Mais c’est bien des affres de l’écriture, qui ne pardonne pas, dont souffrent le narrateur, plongé jusqu’au cou dans cette mise en abîme : « Je suis ferré, je l’avoue, piégé par mon sujet. Déjà comme englué dedans. Il me tient », confie-t-il. Reste à savoir s’il aura « un peu d’espace pour (s)es évolutions et révolutions personnelles, (s)es belles acrobaties ». Retenu dans une cave où, en d’autres temps le narrateur enfermait son fils pour parfaire son éducation, le sujet, lui, pourrait bien « être attiré irrésistiblement par la lumière ». Notre héros, qui met « (s)es compétences à son service », qui « veille à son bien-être, à son efflorescence, au développement bien compris de ses facultés », aimerait autant que le sujet ne lui glisse pas des mains et ne se retrouve pas, par exemple, entre celles d’un certain Gorius, un collègue que le narrateur, dévoré par la jalousie, ne porte pas dans son cœur.
« Comment en effet le cerner plus sûrement ? », s’interroge-t-il.
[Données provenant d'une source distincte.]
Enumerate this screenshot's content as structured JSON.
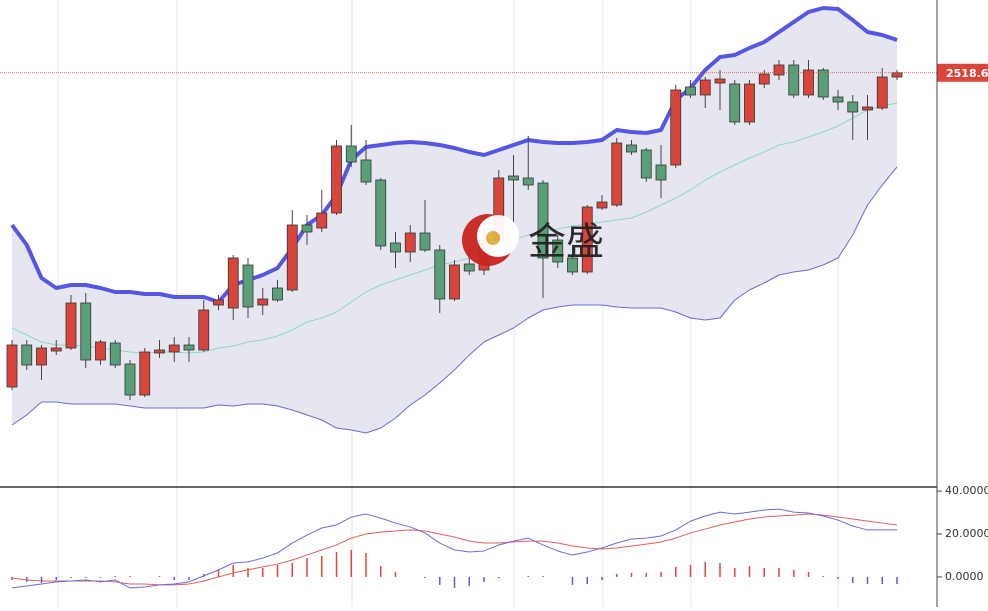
{
  "watermark": "金盛",
  "chart_data": [
    {
      "type": "candlestick",
      "ylim": [
        2312.5,
        2555
      ],
      "up_color": "#d9453b",
      "down_color": "#5b9f78",
      "open": [
        2361.5,
        2382.5,
        2372.5,
        2379.5,
        2381,
        2403.5,
        2375,
        2383.5,
        2373,
        2357.5,
        2378.5,
        2379,
        2382.5,
        2380,
        2402.5,
        2401,
        2422.5,
        2402.5,
        2411,
        2410,
        2442.5,
        2441,
        2448.5,
        2482,
        2475,
        2465,
        2433.5,
        2429,
        2438.5,
        2430,
        2405.5,
        2423,
        2420,
        2435,
        2467,
        2466,
        2463.5,
        2435,
        2426,
        2419,
        2451,
        2452.5,
        2482.5,
        2480,
        2472.5,
        2472.5,
        2511.5,
        2507.5,
        2513.5,
        2513,
        2494,
        2513,
        2517.5,
        2522.5,
        2507.5,
        2520,
        2506.5,
        2504,
        2500,
        2501,
        2516.5
      ],
      "high": [
        2385,
        2385,
        2382.5,
        2385,
        2407.5,
        2408.5,
        2385,
        2385,
        2375,
        2381,
        2385,
        2386.5,
        2386.5,
        2405,
        2407.5,
        2427.5,
        2426,
        2411,
        2415,
        2450,
        2447.5,
        2460,
        2485,
        2492.5,
        2485,
        2466,
        2439,
        2442.5,
        2455,
        2432.5,
        2425,
        2430,
        2442.5,
        2470,
        2477.5,
        2487,
        2465,
        2437.5,
        2432.5,
        2452.5,
        2457.5,
        2486,
        2485,
        2481,
        2482.5,
        2512.5,
        2515,
        2516.5,
        2520,
        2515,
        2515,
        2520,
        2525,
        2525,
        2525,
        2521,
        2510,
        2507.5,
        2507.5,
        2521,
        2520
      ],
      "low": [
        2360,
        2370,
        2365,
        2377.5,
        2380,
        2371,
        2372.5,
        2371,
        2355,
        2356.5,
        2376,
        2374,
        2374,
        2379,
        2400,
        2395,
        2396,
        2397.5,
        2404,
        2409,
        2432.5,
        2439,
        2447.5,
        2471.5,
        2462.5,
        2430,
        2421,
        2424,
        2429,
        2398.5,
        2404.5,
        2417.5,
        2417.5,
        2432.5,
        2440,
        2460,
        2406,
        2421,
        2417.5,
        2418,
        2450,
        2451.5,
        2477.5,
        2464,
        2456,
        2471,
        2506,
        2501,
        2500,
        2492.5,
        2492.5,
        2511,
        2515,
        2506,
        2506,
        2505,
        2500,
        2485,
        2485,
        2500,
        2515
      ],
      "close": [
        2382.5,
        2372.5,
        2381,
        2381,
        2403.5,
        2375,
        2384,
        2372.5,
        2357.5,
        2379,
        2380,
        2382.5,
        2380,
        2400,
        2405,
        2426,
        2401.5,
        2405.5,
        2405,
        2442.5,
        2439,
        2448.5,
        2482,
        2474,
        2464,
        2432,
        2429,
        2438.5,
        2430,
        2405.5,
        2422.5,
        2419.5,
        2435,
        2466,
        2465,
        2462.5,
        2426,
        2424,
        2419,
        2451.5,
        2454,
        2483.5,
        2479,
        2466,
        2465,
        2510,
        2507.5,
        2515,
        2515.5,
        2494,
        2513,
        2518,
        2522.5,
        2507.5,
        2520,
        2506.5,
        2504,
        2499,
        2501.5,
        2516.5,
        2518.61
      ],
      "upper": [
        2442.5,
        2432.5,
        2416,
        2411,
        2412.5,
        2412.5,
        2411,
        2409,
        2409,
        2408,
        2408,
        2406.5,
        2406.5,
        2406.5,
        2404,
        2412.5,
        2415,
        2417.5,
        2421,
        2431,
        2442.5,
        2447.5,
        2457.5,
        2475,
        2481.5,
        2482.5,
        2483.5,
        2484,
        2483.5,
        2482.5,
        2481,
        2479,
        2477.5,
        2480,
        2482.5,
        2485,
        2484,
        2483.5,
        2483.5,
        2484,
        2485,
        2490,
        2489,
        2488.5,
        2490,
        2505,
        2511,
        2520,
        2526.5,
        2527.5,
        2531,
        2534,
        2539,
        2544,
        2549,
        2551,
        2550.5,
        2545,
        2539,
        2537.5,
        2535
      ],
      "middle": [
        2391,
        2387.5,
        2384,
        2382.5,
        2382.5,
        2382,
        2381,
        2380,
        2379,
        2378.5,
        2379,
        2379,
        2378.5,
        2379,
        2381,
        2382,
        2384,
        2385,
        2387,
        2390,
        2394,
        2396,
        2399,
        2404,
        2409,
        2412.5,
        2415,
        2417.5,
        2420,
        2422.5,
        2424,
        2426,
        2427.5,
        2431,
        2435,
        2437.5,
        2439,
        2440.5,
        2442,
        2443,
        2444,
        2445,
        2446,
        2449,
        2452.5,
        2456,
        2460,
        2465,
        2469,
        2472.5,
        2476,
        2479,
        2482.5,
        2484,
        2486.5,
        2489,
        2492,
        2496,
        2500,
        2502,
        2503.5
      ],
      "lower": [
        2342.5,
        2347.5,
        2354,
        2354,
        2353,
        2353,
        2353,
        2353,
        2352,
        2351,
        2351,
        2351,
        2351,
        2351,
        2352.5,
        2352,
        2353,
        2353,
        2352,
        2350,
        2347.5,
        2345,
        2341,
        2340,
        2338.5,
        2341,
        2346,
        2352.5,
        2357.5,
        2363.5,
        2370,
        2377.5,
        2384,
        2387.5,
        2391,
        2396,
        2400,
        2401.5,
        2402.5,
        2402.5,
        2402.5,
        2401.5,
        2401,
        2401,
        2401,
        2399,
        2396,
        2395,
        2396,
        2405,
        2410,
        2413.5,
        2417.5,
        2419,
        2420,
        2422.5,
        2426,
        2437.5,
        2452.5,
        2462.5,
        2471.5
      ],
      "upper_color": "#5656e4",
      "middle_color": "#8fd6c6",
      "lower_color": "#6a6ad8",
      "band_fill": "#e6e6f1",
      "current_price": 2518.61
    },
    {
      "type": "macd",
      "ylim": [
        -14,
        41.9
      ],
      "yticks": [
        {
          "value": 40,
          "label": "40.0000"
        },
        {
          "value": 20,
          "label": "20.0000"
        },
        {
          "value": 0,
          "label": "0.0000"
        }
      ],
      "dif": [
        -5.1,
        -4.2,
        -3.3,
        -2.3,
        -1.9,
        -1.4,
        -2.3,
        -1.4,
        -5.1,
        -4.7,
        -3.7,
        -3.3,
        -2.3,
        0.5,
        3.3,
        6.5,
        7,
        8.8,
        11.2,
        15.8,
        19.5,
        22.8,
        24.2,
        27.9,
        29.3,
        27.4,
        25.1,
        23.3,
        20.5,
        15.8,
        12.6,
        11.6,
        12.1,
        14.9,
        16.7,
        18.1,
        14.9,
        12.1,
        10.2,
        11.6,
        13.5,
        15.8,
        17.7,
        18.1,
        19.1,
        21.9,
        26,
        28.4,
        30.2,
        29.3,
        30.2,
        31.2,
        31.6,
        30.2,
        29.8,
        28.4,
        26.5,
        23.7,
        21.9,
        21.9,
        21.9
      ],
      "dea": [
        -0.5,
        -1.4,
        -1.9,
        -1.9,
        -1.9,
        -1.9,
        -1.9,
        -2.3,
        -3.3,
        -3.3,
        -3.7,
        -3.7,
        -3.3,
        -1.9,
        0,
        1.9,
        3.3,
        4.7,
        6,
        7.9,
        10.2,
        12.6,
        14.9,
        18.1,
        20,
        20.9,
        21.4,
        21.9,
        21.4,
        20,
        18.6,
        16.7,
        15.8,
        15.8,
        16.3,
        16.7,
        16.7,
        15.8,
        14.4,
        13.5,
        13,
        13.5,
        14.4,
        15.3,
        16.3,
        18.1,
        20.5,
        22.3,
        24.2,
        25.6,
        27,
        27.9,
        28.4,
        28.8,
        29.3,
        28.8,
        27.9,
        27,
        26,
        25.1,
        24.2
      ],
      "hist": [
        -1.4,
        -2.3,
        -2.8,
        -1.4,
        -0.5,
        -0.5,
        -0.5,
        0.5,
        0.5,
        0,
        0.5,
        -1.4,
        -1.4,
        1.4,
        3.3,
        5.6,
        4.2,
        4.2,
        5.6,
        6.5,
        8.8,
        9.8,
        11.6,
        12.6,
        11.2,
        5.1,
        2.3,
        0,
        -0.5,
        -3.7,
        -5.1,
        -4.2,
        -2.3,
        -0.5,
        0,
        0.5,
        0.5,
        0,
        -3.7,
        -3.3,
        -1.4,
        1.4,
        1.9,
        1.9,
        2.3,
        4.7,
        5.6,
        7,
        6.5,
        4.2,
        5.1,
        4.2,
        4.2,
        3.3,
        2.3,
        0.5,
        -0.9,
        -2.8,
        -3.3,
        -3.3,
        -3.3
      ],
      "dif_color": "#6a6ae0",
      "dea_color": "#e0605a",
      "pos_color": "#e0453b",
      "neg_color": "#5a5ae0"
    }
  ]
}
Peut-être convient-il de « tourner autour du sujet », une « stratégie » certainement « plus astucieuse » dans laquelle la « sournoiserie » aura sa part car « la morale n’a pas à se mêler des sciences pures ». De toute façon, assure le narrateur, le sujet « demeurera le terme de ma trajectoire tortueuse, l’objectif secret de mon effort ».
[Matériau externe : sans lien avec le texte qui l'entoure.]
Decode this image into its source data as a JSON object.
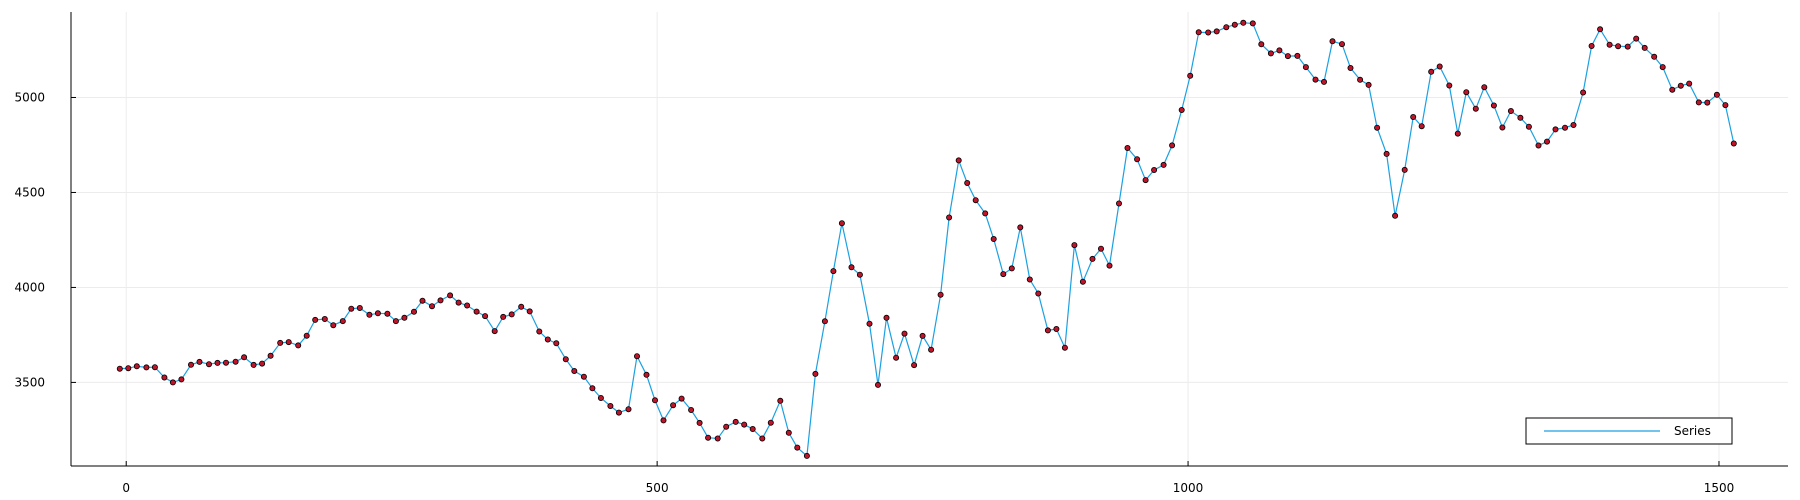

Un objectif qui, même coincé dans une cave d’où il finira par s’échapper pour mieux saper les fondements mêmes de l’édifice littéraire, n’en reste pas moins exposé à la vue de tous. Sauf que le lecteur, emporté par ladite trajectoire tortueuse de l’écrivain (la digression comme grand écart, comme fil conducteur), ne serait capable de le visualiser, de faire sien ce sujet bien flou (et peut-être poilu, mais rien n’est moins sûr). Toutes les stratégies, décidément, sont bonnes pour noircir la page et aller de l’avant, quitte à faire quelques apparentes sorties de route, se permettre quelques bons mots et aphorismes bien sentis (un genre où Chevillard est passé maître), bref pondre une fois pour toutes ce roman sans sujet dont le sujet absent occupe tout l’espace jusqu’à le saturer.
Pas de risque, donc, que le sujet soit « massicoté au format, réduit à ses plus grossières caractéristiques ». Entre les mains de Gorius, ce tâcheron, « il eût rejoint l’ordre de la banalité où disparaître parmi les non-phénomènes ». Le narrateur, lui, fort heureusement s’intéresse « aux linéaments de son idiosyncrasie », il veut connaître « ses traits les plus fins et les révéler au monde ». Mais Borges, déjà, nous disait que l’expérience esthétique est l’imminence d’une révélation qui n’aura pas lieu. Dès lors, le sujet animal ou conceptuel de Chevillard nous filera irrémédiablement entre les doigts. Tant mieux, l’auteur a ainsi une excellente raison de continuer à écrire.

Guillaume Contré

La Chambre à brouillard
Éric Chevillard
Éditions de Minuit, 208 pages, 18

Le sujet, ce beau souci Par Guillaume Contré
Le Matricule des Anges n°242 , avril 2023.